The Sandstone Blog
Woman trouble
America’s Independence Day seems like a suitably ironical occasion to present this poem. First published by Sally Evans in Poetry Scotland in the year 2000 it has lain more or less inert since. Conceived as a bit of a joke it probably had a bit too much truth in it, and possibly still has. It also has a propaganda, let me say educative, purpose since its metre insists on the correct pronunciation of Glenmorangie, with the emphasis on the adjective ‘mor’.
Woman Trouble
From twelve o’clock till two my sleep was sound.
I tossed and turned till eight then slept again.
Exhausted I got out of bed at ten,
a flask of steaming Java brought me round.
From ten till dusk I never crossed the door.
I stayed inside and read my time away
but felt as hollow at the close of day.
McCaig and Smith just left me wanting more.
I know I’ll never find my rest tonight.
Too troubled in my mind to risk the dark,
too tired to take a walk around the park,
and neither Bach nor Mozart makes it right.
The darkest hour of night is like a fence
between what’s done and all that will not do.
No need to sleep alone I turn to you,
Old Pulteney and Glenmorangie, my friends.

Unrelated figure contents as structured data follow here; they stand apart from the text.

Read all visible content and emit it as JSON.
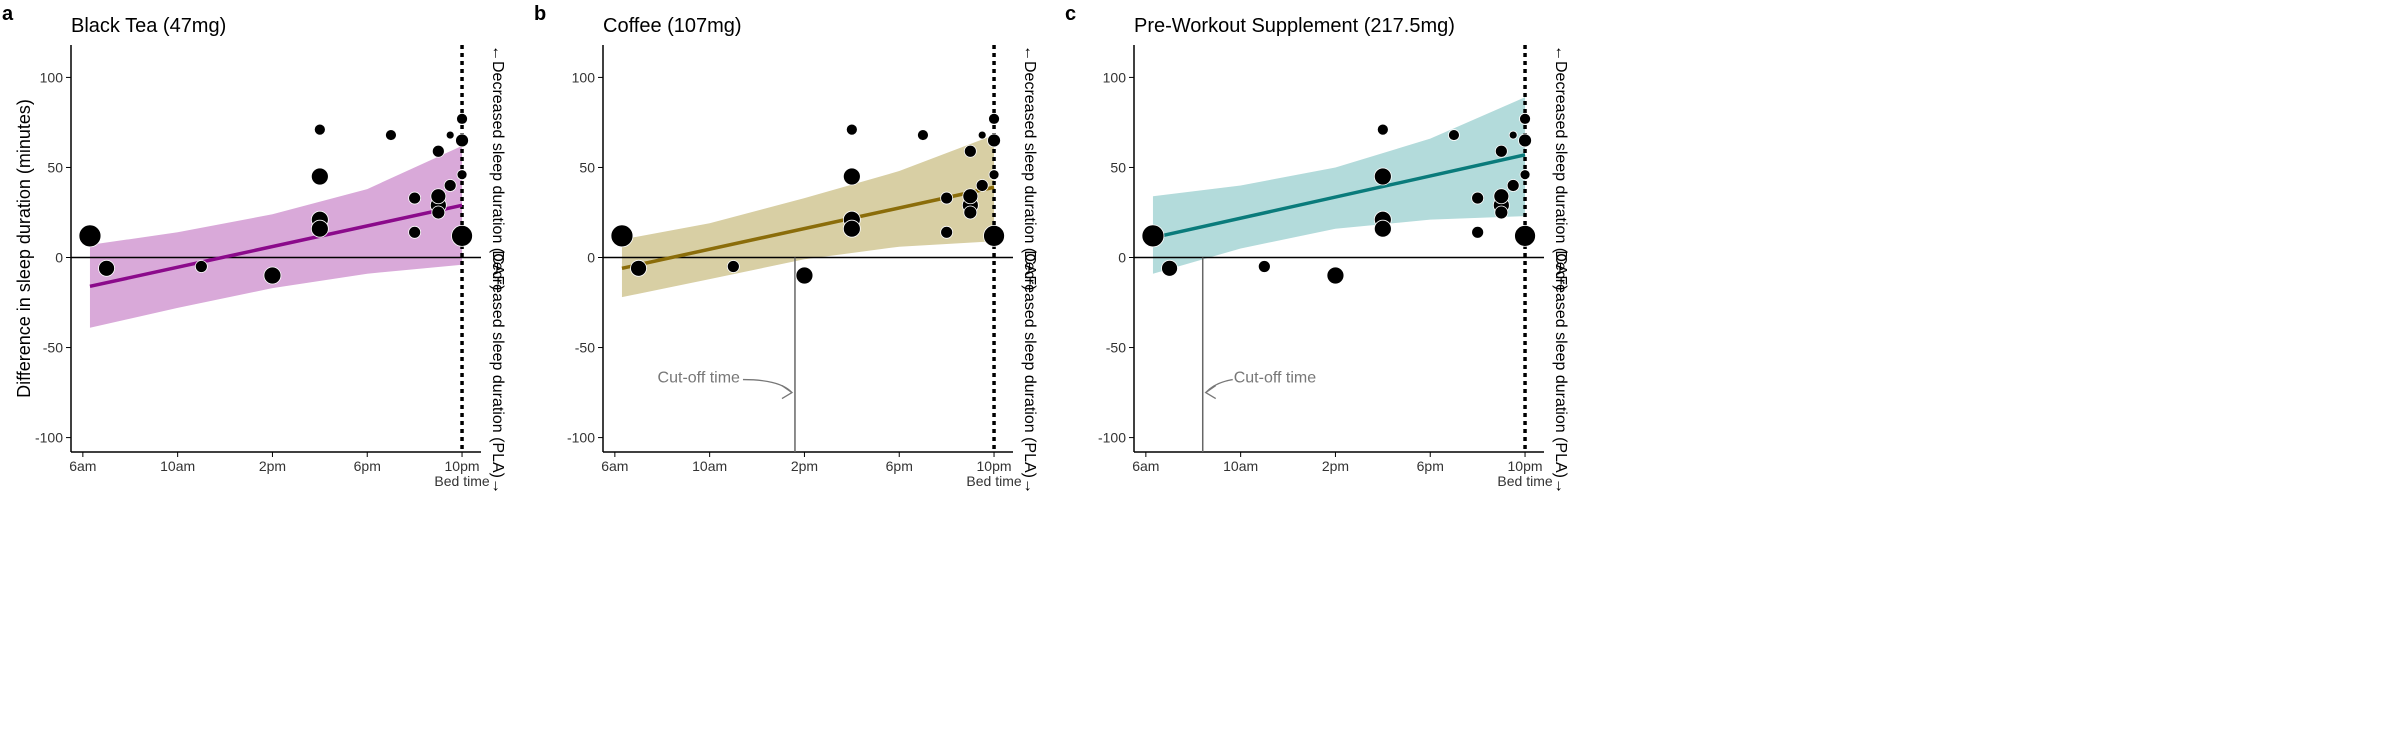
{
  "chart_data": [
    {
      "type": "scatter",
      "panel_letter": "a",
      "title": "Black Tea (47mg)",
      "ylabel": "Difference in sleep duration (minutes)",
      "xlabel": "",
      "x_tick_labels": [
        "6am",
        "10am",
        "2pm",
        "6pm",
        "10pm"
      ],
      "x_ticks_hours": [
        6,
        10,
        14,
        18,
        22
      ],
      "xlim": [
        5.5,
        22.8
      ],
      "y_tick_labels": [
        "100",
        "50",
        "0",
        "-50",
        "-100"
      ],
      "y_ticks": [
        100,
        50,
        0,
        -50,
        -100
      ],
      "ylim": [
        -108,
        118
      ],
      "bed_time_label": "Bed time",
      "bed_time_hour": 22,
      "right_label_top": "←Decreased sleep duration (CAF)",
      "right_label_bottom": "Decreased sleep duration (PLA)→",
      "color": "#8b0a8b",
      "band_color": "#d9a9d9",
      "fit": {
        "x0": 6.3,
        "y0": -16,
        "x1": 22,
        "y1": 29
      },
      "band_upper": [
        [
          6.3,
          7
        ],
        [
          10,
          14
        ],
        [
          14,
          24
        ],
        [
          18,
          38
        ],
        [
          22,
          62
        ]
      ],
      "band_lower": [
        [
          6.3,
          -39
        ],
        [
          10,
          -28
        ],
        [
          14,
          -17
        ],
        [
          18,
          -9
        ],
        [
          22,
          -4
        ]
      ],
      "cutoff": null,
      "points": [
        {
          "x": 6.3,
          "y": 12,
          "size": 11
        },
        {
          "x": 7.0,
          "y": -6,
          "size": 8
        },
        {
          "x": 11.0,
          "y": -5,
          "size": 6
        },
        {
          "x": 14.0,
          "y": -10,
          "size": 8.5
        },
        {
          "x": 16.0,
          "y": 71,
          "size": 5.5
        },
        {
          "x": 16.0,
          "y": 45,
          "size": 8.5
        },
        {
          "x": 16.0,
          "y": 21,
          "size": 8.5
        },
        {
          "x": 16.0,
          "y": 16,
          "size": 8.5
        },
        {
          "x": 19.0,
          "y": 68,
          "size": 5.5
        },
        {
          "x": 20.0,
          "y": 33,
          "size": 6
        },
        {
          "x": 20.0,
          "y": 14,
          "size": 6
        },
        {
          "x": 21.0,
          "y": 59,
          "size": 6
        },
        {
          "x": 21.0,
          "y": 34,
          "size": 7.5
        },
        {
          "x": 21.0,
          "y": 29,
          "size": 8
        },
        {
          "x": 21.0,
          "y": 25,
          "size": 6.5
        },
        {
          "x": 21.5,
          "y": 68,
          "size": 4
        },
        {
          "x": 21.5,
          "y": 40,
          "size": 6
        },
        {
          "x": 22.0,
          "y": 77,
          "size": 5.5
        },
        {
          "x": 22.0,
          "y": 65,
          "size": 6.5
        },
        {
          "x": 22.0,
          "y": 46,
          "size": 5
        },
        {
          "x": 22.0,
          "y": 12,
          "size": 10.5
        }
      ]
    },
    {
      "type": "scatter",
      "panel_letter": "b",
      "title": "Coffee (107mg)",
      "ylabel": "",
      "xlabel": "",
      "x_tick_labels": [
        "6am",
        "10am",
        "2pm",
        "6pm",
        "10pm"
      ],
      "x_ticks_hours": [
        6,
        10,
        14,
        18,
        22
      ],
      "xlim": [
        5.5,
        22.8
      ],
      "y_tick_labels": [
        "100",
        "50",
        "0",
        "-50",
        "-100"
      ],
      "y_ticks": [
        100,
        50,
        0,
        -50,
        -100
      ],
      "ylim": [
        -108,
        118
      ],
      "bed_time_label": "Bed time",
      "bed_time_hour": 22,
      "right_label_top": "←Decreased sleep duration (CAF)",
      "right_label_bottom": "Decreased sleep duration (PLA)→",
      "color": "#8b6d0a",
      "band_color": "#d8cfa4",
      "fit": {
        "x0": 6.3,
        "y0": -6,
        "x1": 22,
        "y1": 39
      },
      "band_upper": [
        [
          6.3,
          10
        ],
        [
          10,
          19
        ],
        [
          14,
          33
        ],
        [
          18,
          48
        ],
        [
          22,
          68
        ]
      ],
      "band_lower": [
        [
          6.3,
          -22
        ],
        [
          10,
          -12
        ],
        [
          14,
          -1
        ],
        [
          18,
          6
        ],
        [
          22,
          9
        ]
      ],
      "cutoff": {
        "label": "Cut-off time",
        "hour": 13.6,
        "label_side": "left"
      },
      "points": [
        {
          "x": 6.3,
          "y": 12,
          "size": 11
        },
        {
          "x": 7.0,
          "y": -6,
          "size": 8
        },
        {
          "x": 11.0,
          "y": -5,
          "size": 6
        },
        {
          "x": 14.0,
          "y": -10,
          "size": 8.5
        },
        {
          "x": 16.0,
          "y": 71,
          "size": 5.5
        },
        {
          "x": 16.0,
          "y": 45,
          "size": 8.5
        },
        {
          "x": 16.0,
          "y": 21,
          "size": 8.5
        },
        {
          "x": 16.0,
          "y": 16,
          "size": 8.5
        },
        {
          "x": 19.0,
          "y": 68,
          "size": 5.5
        },
        {
          "x": 20.0,
          "y": 33,
          "size": 6
        },
        {
          "x": 20.0,
          "y": 14,
          "size": 6
        },
        {
          "x": 21.0,
          "y": 59,
          "size": 6
        },
        {
          "x": 21.0,
          "y": 34,
          "size": 7.5
        },
        {
          "x": 21.0,
          "y": 29,
          "size": 8
        },
        {
          "x": 21.0,
          "y": 25,
          "size": 6.5
        },
        {
          "x": 21.5,
          "y": 68,
          "size": 4
        },
        {
          "x": 21.5,
          "y": 40,
          "size": 6
        },
        {
          "x": 22.0,
          "y": 77,
          "size": 5.5
        },
        {
          "x": 22.0,
          "y": 65,
          "size": 6.5
        },
        {
          "x": 22.0,
          "y": 46,
          "size": 5
        },
        {
          "x": 22.0,
          "y": 12,
          "size": 10.5
        }
      ]
    },
    {
      "type": "scatter",
      "panel_letter": "c",
      "title": "Pre-Workout Supplement (217.5mg)",
      "ylabel": "",
      "xlabel": "",
      "x_tick_labels": [
        "6am",
        "10am",
        "2pm",
        "6pm",
        "10pm"
      ],
      "x_ticks_hours": [
        6,
        10,
        14,
        18,
        22
      ],
      "xlim": [
        5.5,
        22.8
      ],
      "y_tick_labels": [
        "100",
        "50",
        "0",
        "-50",
        "-100"
      ],
      "y_ticks": [
        100,
        50,
        0,
        -50,
        -100
      ],
      "ylim": [
        -108,
        118
      ],
      "bed_time_label": "Bed time",
      "bed_time_hour": 22,
      "right_label_top": "←Decreased sleep duration (CAF)",
      "right_label_bottom": "Decreased sleep duration (PLA)→",
      "color": "#0a7b7b",
      "band_color": "#b3dbdb",
      "fit": {
        "x0": 6.3,
        "y0": 11,
        "x1": 22,
        "y1": 57
      },
      "band_upper": [
        [
          6.3,
          34
        ],
        [
          10,
          40
        ],
        [
          14,
          50
        ],
        [
          18,
          66
        ],
        [
          22,
          89
        ]
      ],
      "band_lower": [
        [
          6.3,
          -9
        ],
        [
          10,
          5
        ],
        [
          14,
          16
        ],
        [
          18,
          21
        ],
        [
          22,
          23
        ]
      ],
      "cutoff": {
        "label": "Cut-off time",
        "hour": 8.4,
        "label_side": "right"
      },
      "points": [
        {
          "x": 6.3,
          "y": 12,
          "size": 11
        },
        {
          "x": 7.0,
          "y": -6,
          "size": 8
        },
        {
          "x": 11.0,
          "y": -5,
          "size": 6
        },
        {
          "x": 14.0,
          "y": -10,
          "size": 8.5
        },
        {
          "x": 16.0,
          "y": 71,
          "size": 5.5
        },
        {
          "x": 16.0,
          "y": 45,
          "size": 8.5
        },
        {
          "x": 16.0,
          "y": 21,
          "size": 8.5
        },
        {
          "x": 16.0,
          "y": 16,
          "size": 8.5
        },
        {
          "x": 19.0,
          "y": 68,
          "size": 5.5
        },
        {
          "x": 20.0,
          "y": 33,
          "size": 6
        },
        {
          "x": 20.0,
          "y": 14,
          "size": 6
        },
        {
          "x": 21.0,
          "y": 59,
          "size": 6
        },
        {
          "x": 21.0,
          "y": 34,
          "size": 7.5
        },
        {
          "x": 21.0,
          "y": 29,
          "size": 8
        },
        {
          "x": 21.0,
          "y": 25,
          "size": 6.5
        },
        {
          "x": 21.5,
          "y": 68,
          "size": 4
        },
        {
          "x": 21.5,
          "y": 40,
          "size": 6
        },
        {
          "x": 22.0,
          "y": 77,
          "size": 5.5
        },
        {
          "x": 22.0,
          "y": 65,
          "size": 6.5
        },
        {
          "x": 22.0,
          "y": 46,
          "size": 5
        },
        {
          "x": 22.0,
          "y": 12,
          "size": 10.5
        }
      ]
    }
  ]
}
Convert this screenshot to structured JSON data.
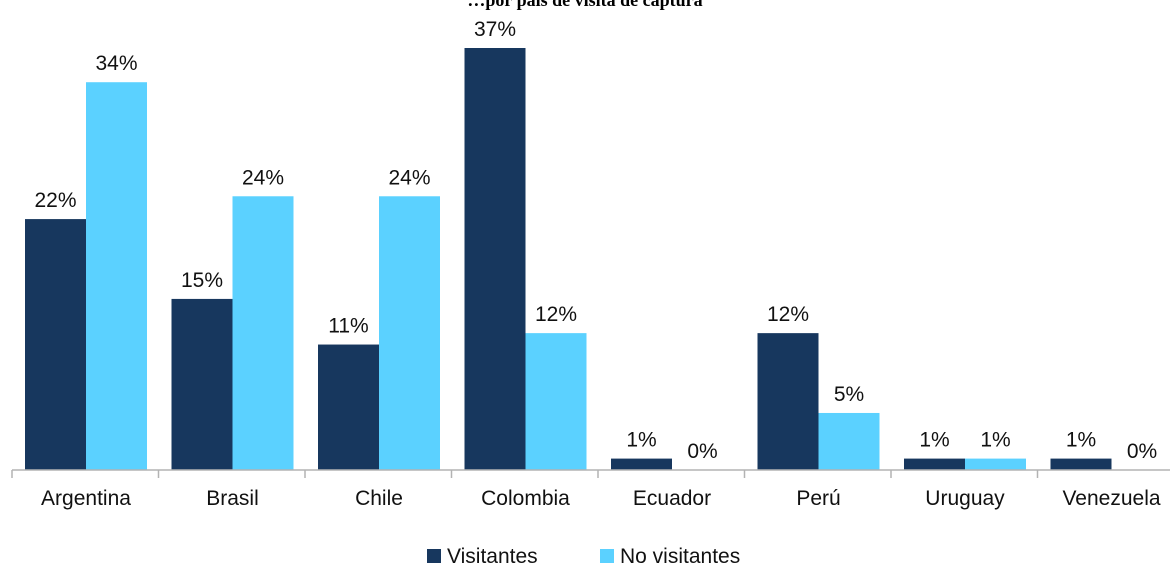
{
  "chart_data": {
    "type": "bar",
    "title": "…por país de visita de captura",
    "categories": [
      "Argentina",
      "Brasil",
      "Chile",
      "Colombia",
      "Ecuador",
      "Perú",
      "Uruguay",
      "Venezuela"
    ],
    "series": [
      {
        "name": "Visitantes",
        "color": "#17375e",
        "values": [
          22,
          15,
          11,
          37,
          1,
          12,
          1,
          1
        ],
        "labels": [
          "22%",
          "15%",
          "11%",
          "37%",
          "1%",
          "12%",
          "1%",
          "1%"
        ]
      },
      {
        "name": "No visitantes",
        "color": "#5bd1ff",
        "values": [
          34,
          24,
          24,
          12,
          0,
          5,
          1,
          0
        ],
        "labels": [
          "34%",
          "24%",
          "24%",
          "12%",
          "0%",
          "5%",
          "1%",
          "0%"
        ]
      }
    ],
    "ylim": [
      0,
      37
    ],
    "grid": false,
    "legend_position": "bottom",
    "xlabel": "",
    "ylabel": ""
  }
}
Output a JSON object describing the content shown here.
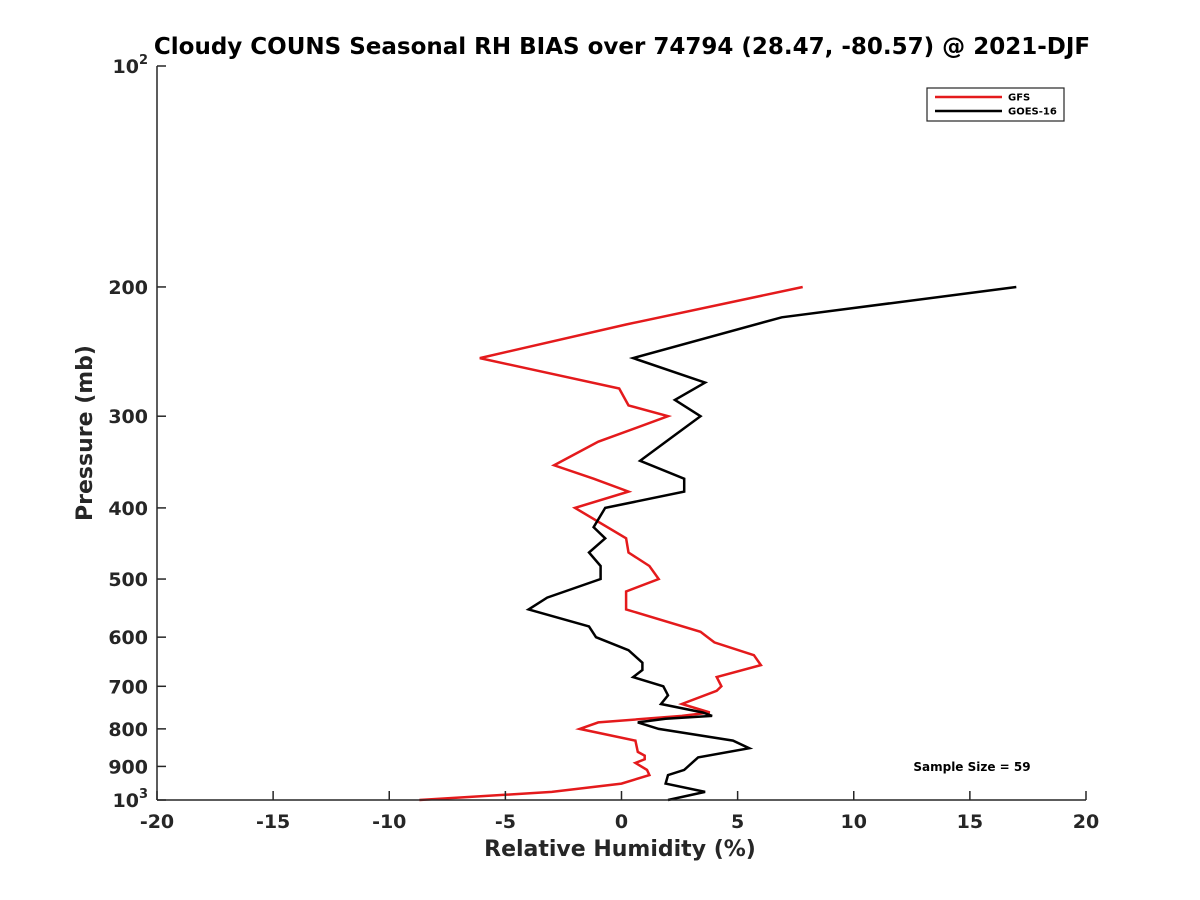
{
  "chart_data": {
    "type": "line",
    "title": "Cloudy COUNS Seasonal RH BIAS over 74794 (28.47, -80.57) @ 2021-DJF",
    "xlabel": "Relative Humidity (%)",
    "ylabel": "Pressure (mb)",
    "xlim": [
      -20,
      20
    ],
    "ylim": [
      100,
      1000
    ],
    "y_scale": "log",
    "y_reversed": true,
    "x_ticks": [
      -20,
      -15,
      -10,
      -5,
      0,
      5,
      10,
      15,
      20
    ],
    "x_tick_labels": [
      "-20",
      "-15",
      "-10",
      "-5",
      "0",
      "5",
      "10",
      "15",
      "20"
    ],
    "y_ticks": [
      {
        "value": 100,
        "base": "10",
        "exp": "2"
      },
      {
        "value": 200,
        "label": "200"
      },
      {
        "value": 300,
        "label": "300"
      },
      {
        "value": 400,
        "label": "400"
      },
      {
        "value": 500,
        "label": "500"
      },
      {
        "value": 600,
        "label": "600"
      },
      {
        "value": 700,
        "label": "700"
      },
      {
        "value": 800,
        "label": "800"
      },
      {
        "value": 900,
        "label": "900"
      },
      {
        "value": 1000,
        "base": "10",
        "exp": "3"
      }
    ],
    "legend_position": "top-right",
    "annotation": "Sample Size = 59",
    "series": [
      {
        "name": "GFS",
        "color": "#e41a1c",
        "points": [
          [
            7.8,
            200
          ],
          [
            0.2,
            225
          ],
          [
            -6.1,
            250
          ],
          [
            -0.1,
            275
          ],
          [
            0.3,
            290
          ],
          [
            2.0,
            300
          ],
          [
            -1.0,
            325
          ],
          [
            -2.9,
            350
          ],
          [
            -1.2,
            365
          ],
          [
            0.3,
            380
          ],
          [
            -2.0,
            400
          ],
          [
            0.2,
            440
          ],
          [
            0.3,
            460
          ],
          [
            1.2,
            480
          ],
          [
            1.6,
            500
          ],
          [
            0.2,
            520
          ],
          [
            0.2,
            550
          ],
          [
            3.4,
            590
          ],
          [
            4.0,
            610
          ],
          [
            5.7,
            635
          ],
          [
            6.0,
            655
          ],
          [
            4.1,
            680
          ],
          [
            4.3,
            700
          ],
          [
            4.1,
            710
          ],
          [
            2.6,
            740
          ],
          [
            3.8,
            760
          ],
          [
            2.6,
            768
          ],
          [
            -1.0,
            784
          ],
          [
            -1.8,
            800
          ],
          [
            0.6,
            830
          ],
          [
            0.7,
            860
          ],
          [
            1.0,
            870
          ],
          [
            1.0,
            880
          ],
          [
            0.6,
            890
          ],
          [
            1.1,
            910
          ],
          [
            1.2,
            925
          ],
          [
            0.0,
            950
          ],
          [
            -3.0,
            975
          ],
          [
            -8.7,
            1000
          ]
        ]
      },
      {
        "name": "GOES-16",
        "color": "#000000",
        "points": [
          [
            17.0,
            200
          ],
          [
            6.9,
            220
          ],
          [
            0.5,
            250
          ],
          [
            3.6,
            270
          ],
          [
            2.3,
            285
          ],
          [
            3.4,
            300
          ],
          [
            2.2,
            320
          ],
          [
            0.8,
            345
          ],
          [
            2.7,
            365
          ],
          [
            2.7,
            380
          ],
          [
            -0.7,
            400
          ],
          [
            -1.2,
            425
          ],
          [
            -0.7,
            440
          ],
          [
            -1.4,
            460
          ],
          [
            -0.9,
            480
          ],
          [
            -0.9,
            500
          ],
          [
            -3.2,
            530
          ],
          [
            -4.0,
            550
          ],
          [
            -1.4,
            580
          ],
          [
            -1.1,
            600
          ],
          [
            0.3,
            625
          ],
          [
            0.9,
            650
          ],
          [
            0.9,
            665
          ],
          [
            0.5,
            680
          ],
          [
            1.8,
            700
          ],
          [
            2.0,
            720
          ],
          [
            1.7,
            740
          ],
          [
            3.5,
            760
          ],
          [
            3.9,
            768
          ],
          [
            1.9,
            775
          ],
          [
            0.7,
            784
          ],
          [
            1.6,
            800
          ],
          [
            4.8,
            830
          ],
          [
            5.5,
            850
          ],
          [
            3.3,
            875
          ],
          [
            2.7,
            910
          ],
          [
            2.0,
            925
          ],
          [
            1.9,
            950
          ],
          [
            3.6,
            975
          ],
          [
            2.0,
            1000
          ]
        ]
      }
    ]
  }
}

It seems I am in a ‘leavings’ stage of life again. Norman McCaig, whom I never met, and Iain Crichton Smith, whom I did, have rejoined the planet. The work of both and personal memories of Iain live on. More recently, my friends Old Pulteney and Glenmorangie and I have parted company. Unlike that of the poets it may be a temporary arrangement. I rather hope so. Relations with women remain much the same. A creaking gate never falls.